To train normal movement is to learn. The body is learning to move effectively and this process is the same as learning a golf shot, a tennis stroke, a language or a musical instrument. Mastery. You are asking yourself to master normal movement. What does this take? Consistency, discipline, practice (and then some more practice), time, dedication, awareness and more. The second part of this blog will look at mastery as a concept that can help you understand the way in which you can achieve success with your rehabilitation.


Problematic Sports Injuries

Sustaining an injury is a common problem for athletes. Unfortunately, a number of these injuries become enduring and the player struggles to regain fitness and cannot return to play. There are known reasons why this can happen, including the effectiveness of the early management, accurate diagnosis of the problem and how the player initially responds to the injury. All of these factors are important and often accounted for within the medical team’s preparation and planning. It is within the screening process that the medical team can gather such player information. This usually includes the usual fitness parameters, a history of previous problems and how they were managed and past medical history. Beyond these considerations I am interested in certain behavioural and physiological characteristics of the player that will give me an insight into how they will respond to pain and injury.

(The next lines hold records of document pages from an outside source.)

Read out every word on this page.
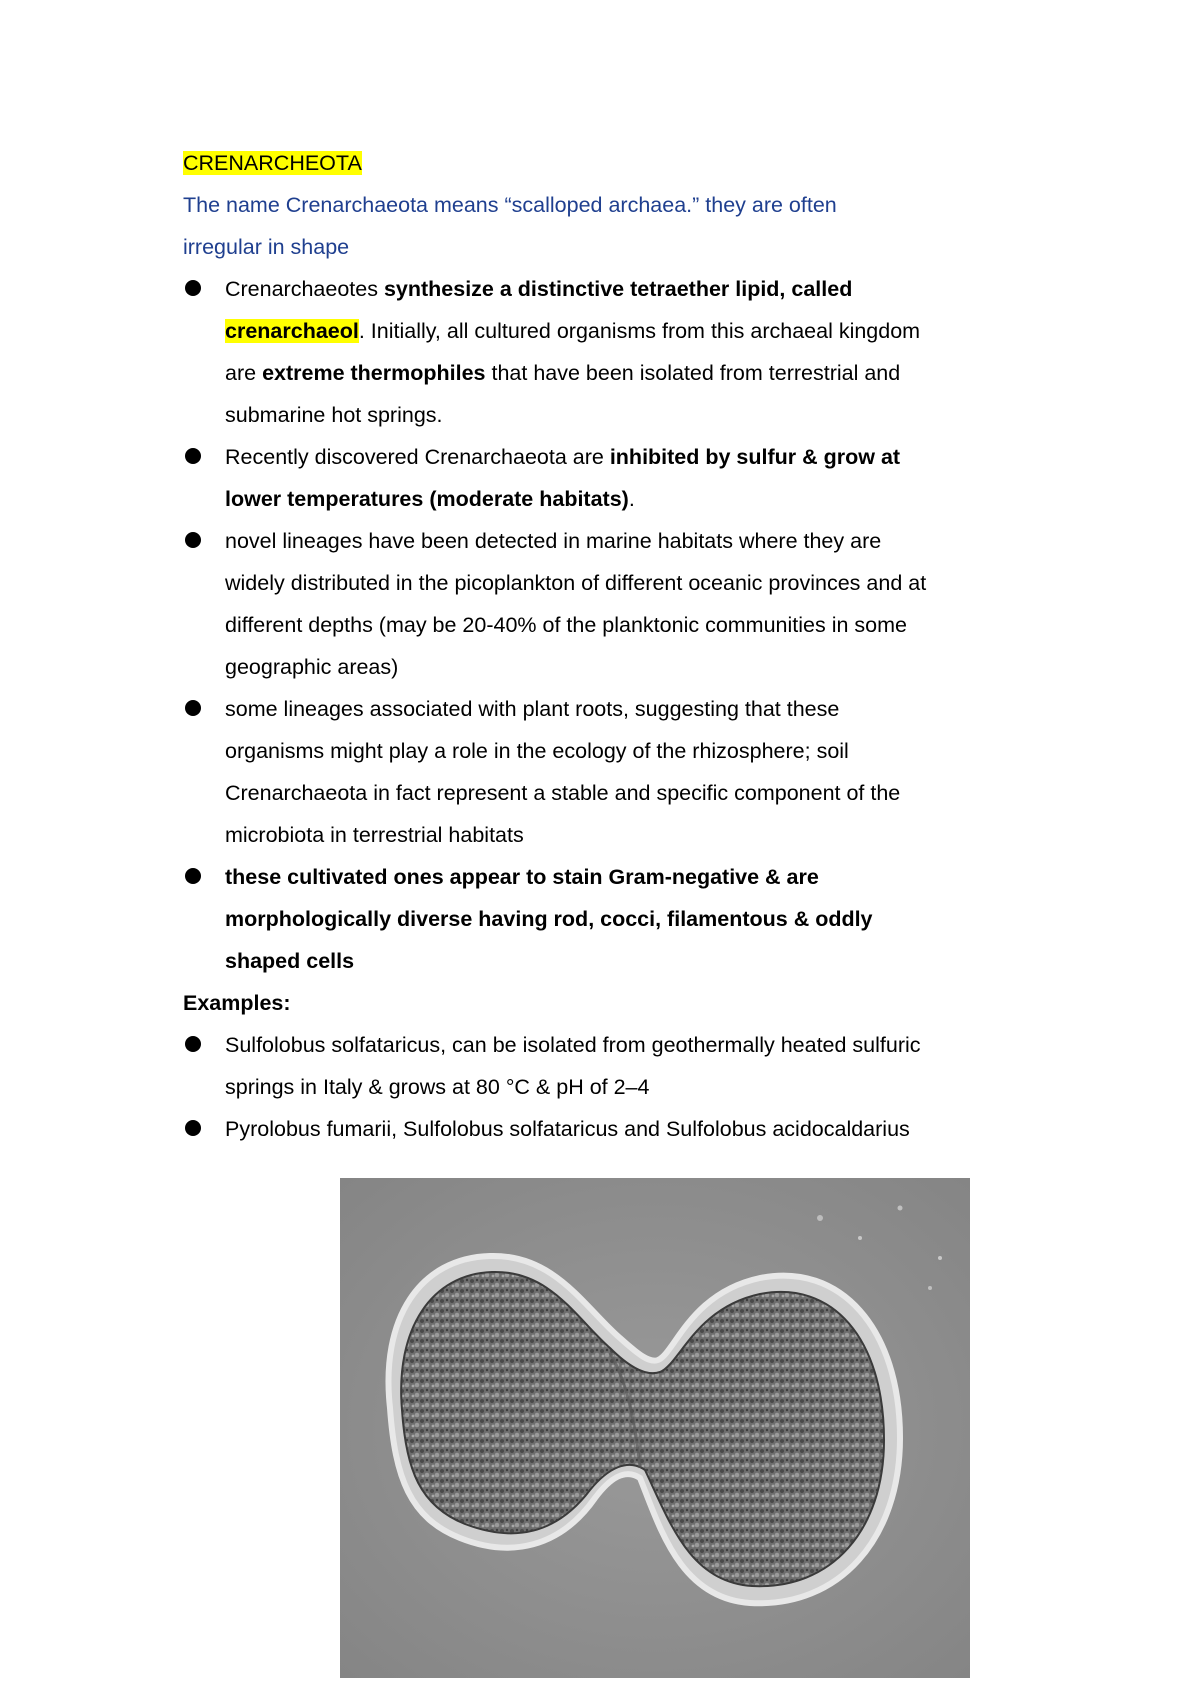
CRENARCHEOTA
The name Crenarchaeota means “scalloped archaea.” they are often
irregular in shape
Crenarchaeotes synthesize a distinctive tetraether lipid, called
crenarchaeol. Initially, all cultured organisms from this archaeal kingdom
are extreme thermophiles that have been isolated from terrestrial and
submarine hot springs.
Recently discovered Crenarchaeota are inhibited by sulfur & grow at
lower temperatures (moderate habitats).
novel lineages have been detected in marine habitats where they are
widely distributed in the picoplankton of different oceanic provinces and at
different depths (may be 20-40% of the planktonic communities in some
geographic areas)
some lineages associated with plant roots, suggesting that these
organisms might play a role in the ecology of the rhizosphere; soil
Crenarchaeota in fact represent a stable and specific component of the
microbiota in terrestrial habitats
these cultivated ones appear to stain Gram-negative & are
morphologically diverse having rod, cocci, filamentous & oddly
shaped cells
Examples:
Sulfolobus solfataricus, can be isolated from geothermally heated sulfuric
springs in Italy & grows at 80 °C & pH of 2–4
Pyrolobus fumarii, Sulfolobus solfataricus and Sulfolobus acidocaldarius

The problem has usually been persisting for some time when the player comes to the clinic. Beliefs, expectations and concerns will already be flying around his or her head. These emotions can be stoked by failed treatments and a lack of a diagnosis. Certain fundamental adaptations will have occurred as a result of the injury, such as changes in control of movement, altered perception of the affected area, pain felt with innocuous activities and other physiological goings-on that are not consciously observable. These vital functions involve the immune system, endocrine system and autonomic nervous system, all of which have a wide range of effects across body systems and play a significant role in healing, recovery and protection.

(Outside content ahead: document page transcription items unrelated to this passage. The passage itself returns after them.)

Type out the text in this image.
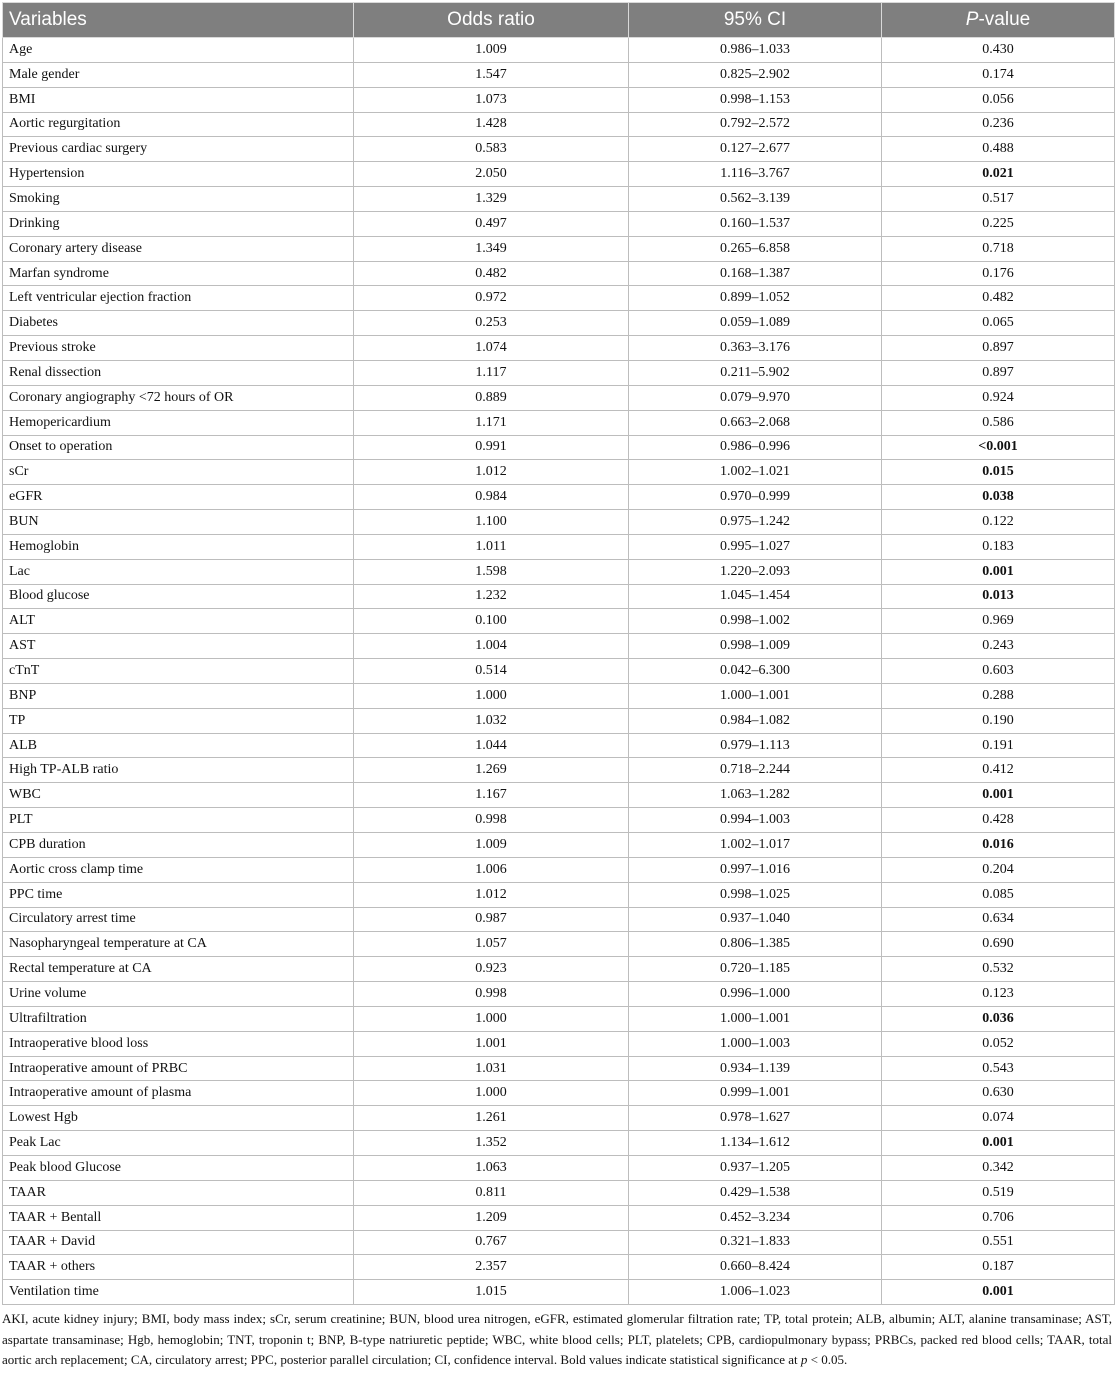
Variables	Odds ratio	95% CI	P-value
Age	1.009	0.986–1.033	0.430
Male gender	1.547	0.825–2.902	0.174
BMI	1.073	0.998–1.153	0.056
Aortic regurgitation	1.428	0.792–2.572	0.236
Previous cardiac surgery	0.583	0.127–2.677	0.488
Hypertension	2.050	1.116–3.767	0.021
Smoking	1.329	0.562–3.139	0.517
Drinking	0.497	0.160–1.537	0.225
Coronary artery disease	1.349	0.265–6.858	0.718
Marfan syndrome	0.482	0.168–1.387	0.176
Left ventricular ejection fraction	0.972	0.899–1.052	0.482
Diabetes	0.253	0.059–1.089	0.065
Previous stroke	1.074	0.363–3.176	0.897
Renal dissection	1.117	0.211–5.902	0.897
Coronary angiography <72 hours of OR	0.889	0.079–9.970	0.924
Hemopericardium	1.171	0.663–2.068	0.586
Onset to operation	0.991	0.986–0.996	<0.001
sCr	1.012	1.002–1.021	0.015
eGFR	0.984	0.970–0.999	0.038
BUN	1.100	0.975–1.242	0.122
Hemoglobin	1.011	0.995–1.027	0.183
Lac	1.598	1.220–2.093	0.001
Blood glucose	1.232	1.045–1.454	0.013
ALT	0.100	0.998–1.002	0.969
AST	1.004	0.998–1.009	0.243
cTnT	0.514	0.042–6.300	0.603
BNP	1.000	1.000–1.001	0.288
TP	1.032	0.984–1.082	0.190
ALB	1.044	0.979–1.113	0.191
High TP-ALB ratio	1.269	0.718–2.244	0.412
WBC	1.167	1.063–1.282	0.001
PLT	0.998	0.994–1.003	0.428
CPB duration	1.009	1.002–1.017	0.016
Aortic cross clamp time	1.006	0.997–1.016	0.204
PPC time	1.012	0.998–1.025	0.085
Circulatory arrest time	0.987	0.937–1.040	0.634
Nasopharyngeal temperature at CA	1.057	0.806–1.385	0.690
Rectal temperature at CA	0.923	0.720–1.185	0.532
Urine volume	0.998	0.996–1.000	0.123
Ultrafiltration	1.000	1.000–1.001	0.036
Intraoperative blood loss	1.001	1.000–1.003	0.052
Intraoperative amount of PRBC	1.031	0.934–1.139	0.543
Intraoperative amount of plasma	1.000	0.999–1.001	0.630
Lowest Hgb	1.261	0.978–1.627	0.074
Peak Lac	1.352	1.134–1.612	0.001
Peak blood Glucose	1.063	0.937–1.205	0.342
TAAR	0.811	0.429–1.538	0.519
TAAR + Bentall	1.209	0.452–3.234	0.706
TAAR + David	0.767	0.321–1.833	0.551
TAAR + others	2.357	0.660–8.424	0.187
Ventilation time	1.015	1.006–1.023	0.001
AKI, acute kidney injury; BMI, body mass index; sCr, serum creatinine; BUN, blood urea nitrogen, eGFR, estimated glomerular filtration rate; TP, total protein; ALB, albumin; ALT, alanine transaminase; AST, aspartate transaminase; Hgb, hemoglobin; TNT, troponin t; BNP, B-type natriuretic peptide; WBC, white blood cells; PLT, platelets; CPB, cardiopulmonary bypass; PRBCs, packed red blood cells; TAAR, total aortic arch replacement; CA, circulatory arrest; PPC, posterior parallel circulation; CI, confidence interval. Bold values indicate statistical significance at p < 0.05.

Protection is a key point. When you are in pain the body is protecting itself. You may also be aware of spasm or tightness and these are also part of a survival strategy that is orchestrated by the brain. When we are injured or have a problem we usually focus on the pain–and so we should. Pain is a motivator for us to take action to promote recovery. It grabs our attention to the area at risk so that we can attend to the injury. This is an amazing device that means we can learn and adapt. However, when this device adapts and creates sensitivity that is prolonged, it becomes difficult to progress and return to play.

The device is really a network of nerves that communicates information about the health of the tissues to the brain via the spinal cord. These nerves also play a role in maintaining tissue health by releasing certain factors into the tissues. On receiving information from the tissues via the spinal cord, the brain then scrutinises this data and responds appropriately. On perceiving there to be a threat to the tissues, the brain creates pain via a widespread network of neurons becoming active. It is this widespread network of neurons with a range of roles that is the reason for the many influences upon the pain including past experience, emotional state, fear, anxiety, vision, sound, genetics, gender and significance of the perceived danger to name but a few.

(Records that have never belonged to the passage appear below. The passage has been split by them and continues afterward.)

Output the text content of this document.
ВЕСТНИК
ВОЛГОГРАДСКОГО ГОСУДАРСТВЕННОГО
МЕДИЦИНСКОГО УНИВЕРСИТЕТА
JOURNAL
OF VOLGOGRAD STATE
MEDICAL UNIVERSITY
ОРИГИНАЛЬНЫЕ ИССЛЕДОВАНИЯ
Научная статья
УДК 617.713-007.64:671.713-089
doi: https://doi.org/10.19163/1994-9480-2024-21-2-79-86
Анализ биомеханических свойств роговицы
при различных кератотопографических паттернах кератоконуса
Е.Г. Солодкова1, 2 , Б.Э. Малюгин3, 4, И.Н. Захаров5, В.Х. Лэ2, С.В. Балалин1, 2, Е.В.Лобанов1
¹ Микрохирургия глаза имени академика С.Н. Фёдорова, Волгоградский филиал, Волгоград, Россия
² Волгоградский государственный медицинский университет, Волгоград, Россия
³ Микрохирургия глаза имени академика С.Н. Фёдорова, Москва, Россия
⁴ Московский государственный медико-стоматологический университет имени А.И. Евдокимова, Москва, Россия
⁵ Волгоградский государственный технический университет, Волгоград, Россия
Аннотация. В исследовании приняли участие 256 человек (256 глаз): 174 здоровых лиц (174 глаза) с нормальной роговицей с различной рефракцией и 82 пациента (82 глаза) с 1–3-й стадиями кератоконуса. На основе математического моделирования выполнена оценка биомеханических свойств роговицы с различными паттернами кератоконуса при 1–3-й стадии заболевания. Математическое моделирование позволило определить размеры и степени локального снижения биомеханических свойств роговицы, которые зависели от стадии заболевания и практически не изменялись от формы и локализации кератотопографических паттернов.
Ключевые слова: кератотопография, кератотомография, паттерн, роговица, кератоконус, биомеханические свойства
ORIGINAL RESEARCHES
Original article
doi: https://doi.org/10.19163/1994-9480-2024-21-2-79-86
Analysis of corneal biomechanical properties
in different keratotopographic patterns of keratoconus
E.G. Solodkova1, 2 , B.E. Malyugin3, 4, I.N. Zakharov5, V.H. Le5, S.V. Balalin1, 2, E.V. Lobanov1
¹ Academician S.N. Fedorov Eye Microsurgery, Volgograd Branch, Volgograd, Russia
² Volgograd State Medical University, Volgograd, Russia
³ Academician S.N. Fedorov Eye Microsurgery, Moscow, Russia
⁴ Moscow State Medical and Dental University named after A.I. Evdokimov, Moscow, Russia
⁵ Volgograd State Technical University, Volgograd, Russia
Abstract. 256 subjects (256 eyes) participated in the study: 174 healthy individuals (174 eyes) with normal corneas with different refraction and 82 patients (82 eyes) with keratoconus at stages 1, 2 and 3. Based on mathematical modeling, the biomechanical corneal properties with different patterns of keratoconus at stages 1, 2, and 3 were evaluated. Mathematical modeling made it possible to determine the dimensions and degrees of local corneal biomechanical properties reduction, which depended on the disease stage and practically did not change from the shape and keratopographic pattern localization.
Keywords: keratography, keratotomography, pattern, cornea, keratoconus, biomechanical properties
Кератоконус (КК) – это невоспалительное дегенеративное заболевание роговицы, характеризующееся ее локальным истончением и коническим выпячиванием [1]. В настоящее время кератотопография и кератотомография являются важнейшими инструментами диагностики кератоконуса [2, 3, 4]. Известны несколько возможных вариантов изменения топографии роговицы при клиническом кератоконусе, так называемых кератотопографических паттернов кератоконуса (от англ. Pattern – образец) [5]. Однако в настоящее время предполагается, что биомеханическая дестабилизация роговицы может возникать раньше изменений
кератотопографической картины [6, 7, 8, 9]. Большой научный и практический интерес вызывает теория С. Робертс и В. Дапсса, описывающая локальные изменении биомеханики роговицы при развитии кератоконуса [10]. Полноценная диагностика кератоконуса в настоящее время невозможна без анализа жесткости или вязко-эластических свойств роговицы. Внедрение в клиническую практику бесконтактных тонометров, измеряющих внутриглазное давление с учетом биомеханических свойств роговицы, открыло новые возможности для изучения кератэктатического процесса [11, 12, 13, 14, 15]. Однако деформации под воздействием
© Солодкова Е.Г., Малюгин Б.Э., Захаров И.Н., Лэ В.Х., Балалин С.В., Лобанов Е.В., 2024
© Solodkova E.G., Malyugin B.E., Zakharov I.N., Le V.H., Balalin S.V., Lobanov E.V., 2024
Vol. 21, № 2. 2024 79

Returning to the enduring sports injury, these processes are underpinning the persisting sensitivity that is evoked with normal activities and amplified when pushed harder, altered motor control and perception, sensorimotor mismatch and continued tightness. These are common reasons for non-progression and require addressing with a modern rehabilitation programme that addresses the tissues, the aforementioned body systems and the brain with specific techniques and strategies that are based on the latest neurosciences.